Theodore’s hand slid off of the door frame and fell aimlessly to his side, every word on the subject that his father had handled so dryly with him once coming back to mind. It was to be expected, he’d said. Rookwoods had gross misfortune to make up for all that they had been gifted with. This happened. Though, only usually with weak, meek wives who couldn’t hold what was inside of them. It didn’t happen with strong ones. But of course, they didn’t marry strong-willed women. There was a reason for that. They didn’t listen. And when they didn’t listen, all hell broke loose. With Athena, leaving without preamble. With Bridget disappearing, allowing them to believe her dead. Now this.
And he couldn’t do it. He couldn’t stand and lend a sympathising ear. He couldn’t pretend to understand because that was his child. He didn’t want to know what it was. What it would’ve been. He didn’t want to imagine a daughter, one he’d protect until it killed him, one who would be the envy of all others. He didn’t want to imagine a son, one he would look upon with pride, one that was so unlike himself, unlike all of those who had come before him. He didn’t want to have to face the what ifs. It was done. To take upon an air of empathy would hurt more than anything in the world. And he didn’t want it. He didn’t want to feel that unbridled sorrow. He couldn’t.
But what could he say? What was he supposed to say? He didn’t have it in him to find any words. He knew as soon as he’d clapped eyes on them. There was only one person in that room. The other had been born in vain.
Theodore turned and exited the way he came, striding as composedly as he could manage down the hall until finally grief took him out from underneath himself. A respectable distance from the room he reached out and braced the slam of his body onto the floor.

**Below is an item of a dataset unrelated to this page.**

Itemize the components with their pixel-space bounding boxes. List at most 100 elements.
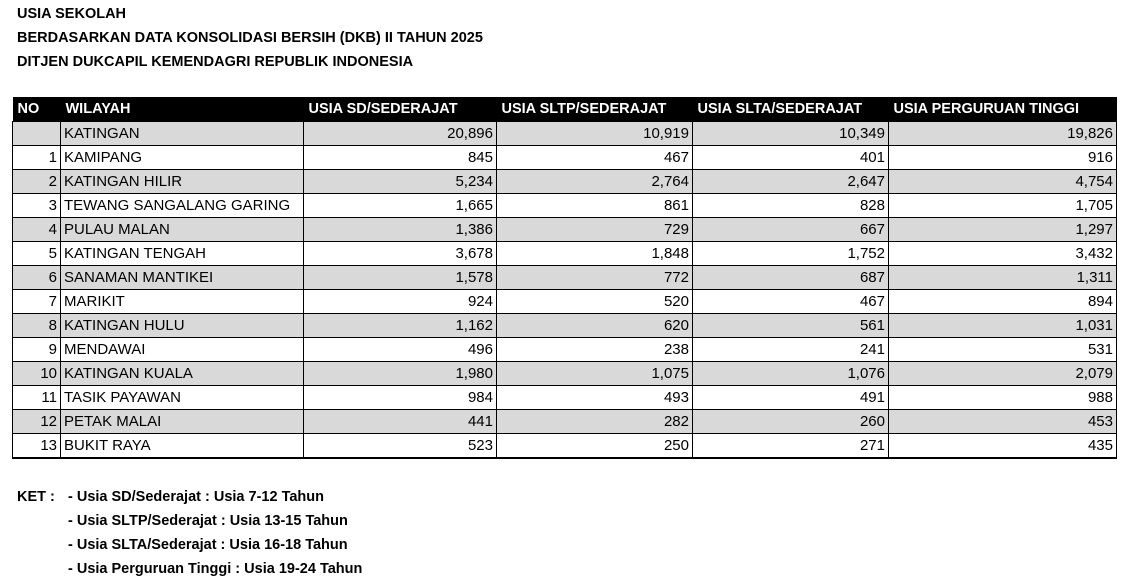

The ice rattled through his bones and he screwed up his face, desperate to keep the tears and the sobs from wrenching forth but move him they did with great reckless abandon, his hands beating aimlessly until bloody against the tiles.
A calming potion later, he found coffee being pressed into his palms as he was deposited into a chair in a non-descript hallway. Theodore closed his eyes, dropping his head back against the wall of behind him. He twitched his fingers, feeling the temporary bandage around his hands, and he sighed, reaching up with a spare to rake his fingers through his hair.

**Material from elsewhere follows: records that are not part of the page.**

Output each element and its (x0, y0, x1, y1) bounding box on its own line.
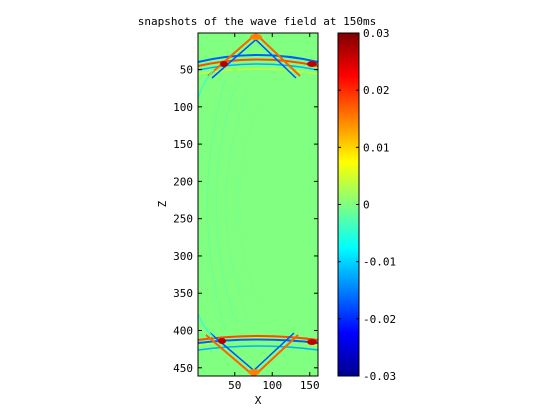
upper-diagonal-right-2 (251, 35, 297, 79)
upper-diagonal-left (207, 33, 257, 77)
central-arc-4 (206, 79, 226, 331)
chart-title: snapshots of the wave field at 150ms (138, 15, 376, 28)
y-tick-label: 400 (173, 325, 193, 338)
y-tick-label: 300 (173, 250, 193, 263)
upper-diagonal-right (255, 33, 301, 77)
y-tick-label: 250 (173, 213, 193, 226)
colorbar-tick-label: 0.03 (363, 27, 390, 40)
colorbar: 0.03 0.02 0.01 0 -0.01 -0.02 -0.03 (337, 27, 396, 383)
lower-hotspot-right (307, 339, 317, 345)
y-tick-label: 200 (173, 175, 193, 188)
x-tick-label: 100 (262, 379, 282, 392)
plot-frame (197, 32, 319, 377)
lower-curve-4 (197, 345, 319, 351)
central-arcs (206, 79, 263, 331)
lower-diagonal-right-2 (249, 332, 295, 375)
upper-curve-3 (197, 63, 319, 71)
upper-hotspot-top (250, 34, 262, 40)
lower-diagonal-right (253, 334, 299, 377)
y-tick-label: 100 (173, 101, 193, 114)
colorbar-gradient (337, 32, 360, 377)
lower-diagonal-left (205, 334, 255, 377)
central-arc-3 (237, 99, 263, 309)
colorbar-tick-label: -0.01 (363, 256, 396, 269)
lower-curve-1 (197, 337, 319, 347)
colorbar-tick-label: -0.02 (363, 313, 396, 326)
lower-wavefront (197, 313, 319, 377)
colorbar-tick-label: -0.03 (363, 370, 396, 383)
y-tick-label: 150 (173, 138, 193, 151)
colorbar-tick-label: 0 (363, 199, 370, 212)
y-tick-label: 450 (173, 362, 193, 375)
heatmap-background (198, 33, 318, 376)
heatmap-plot (197, 32, 319, 377)
central-arc-1 (215, 84, 237, 324)
lower-curve-3 (197, 338, 319, 344)
colorbar-tick-label: 0.01 (363, 141, 390, 154)
y-tick-label: 350 (173, 287, 193, 300)
lower-hotspot-bottom (248, 369, 260, 375)
upper-left-tail (197, 69, 215, 99)
upper-hotspot-right (307, 61, 317, 67)
colorbar-tick-label: 0.02 (363, 84, 390, 97)
y-axis-ticks: 50 100 150 200 250 300 350 400 450 (173, 64, 318, 375)
x-tick-label: 50 (228, 379, 241, 392)
upper-diagonal-left-2 (211, 35, 261, 79)
x-axis-label: X (255, 394, 262, 407)
upper-curve-2 (197, 58, 319, 67)
upper-curve-1 (197, 54, 319, 63)
lower-diagonal-left-2 (209, 332, 259, 375)
upper-wavefront (197, 33, 319, 99)
lower-left-tail (197, 313, 215, 339)
lower-hotspot-left (218, 338, 226, 344)
upper-hotspot-left (220, 61, 228, 67)
central-arc-2 (225, 91, 249, 317)
y-axis-label: Z (156, 200, 169, 207)
x-tick-label: 150 (300, 379, 320, 392)
y-tick-label: 50 (180, 64, 193, 77)
colorbar-ticks: 0.03 0.02 0.01 0 -0.01 -0.02 -0.03 (338, 27, 396, 383)
x-axis-ticks: 50 100 150 (228, 33, 320, 392)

“Are you going to see your wife?” A nurse’s voice flitted over to him and Theodore quirked open an eye.
“When does the calming draught kick in?” He asked hoarsely, his voice still full up with crying.

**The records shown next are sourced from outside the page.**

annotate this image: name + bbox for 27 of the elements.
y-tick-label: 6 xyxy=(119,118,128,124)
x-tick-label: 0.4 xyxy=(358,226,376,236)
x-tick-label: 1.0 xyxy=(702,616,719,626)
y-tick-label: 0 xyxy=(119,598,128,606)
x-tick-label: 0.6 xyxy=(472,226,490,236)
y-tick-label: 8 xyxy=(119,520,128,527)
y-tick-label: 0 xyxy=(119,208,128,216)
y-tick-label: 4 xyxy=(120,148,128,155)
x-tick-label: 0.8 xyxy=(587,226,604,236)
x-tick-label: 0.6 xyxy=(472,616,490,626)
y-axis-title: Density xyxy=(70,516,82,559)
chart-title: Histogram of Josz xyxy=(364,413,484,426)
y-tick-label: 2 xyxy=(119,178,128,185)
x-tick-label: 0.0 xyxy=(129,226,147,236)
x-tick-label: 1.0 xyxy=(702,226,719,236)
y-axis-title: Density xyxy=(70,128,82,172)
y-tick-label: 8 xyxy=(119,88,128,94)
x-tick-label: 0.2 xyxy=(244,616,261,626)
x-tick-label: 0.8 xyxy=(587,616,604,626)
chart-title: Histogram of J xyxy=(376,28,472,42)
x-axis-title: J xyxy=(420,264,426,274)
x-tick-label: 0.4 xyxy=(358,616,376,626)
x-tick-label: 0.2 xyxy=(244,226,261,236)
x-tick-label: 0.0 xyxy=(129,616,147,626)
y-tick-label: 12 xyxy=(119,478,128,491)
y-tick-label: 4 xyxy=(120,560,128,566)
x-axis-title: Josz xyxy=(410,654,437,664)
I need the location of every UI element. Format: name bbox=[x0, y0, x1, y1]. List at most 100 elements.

“Ten minutes, Mr Rookwood, but are you to answer my question?”
Theodore shook his head and got up, handing her over the coffee.
“I’m leaving,” he expressed solemnly but with an almost glib abruptness that made the woman narrow her eyes.
“How can you?” She asked incredulously. “How can you just go?”
“Because I can’t stay here,” he swore and turned on his heel. Then, with a crack, he was gone.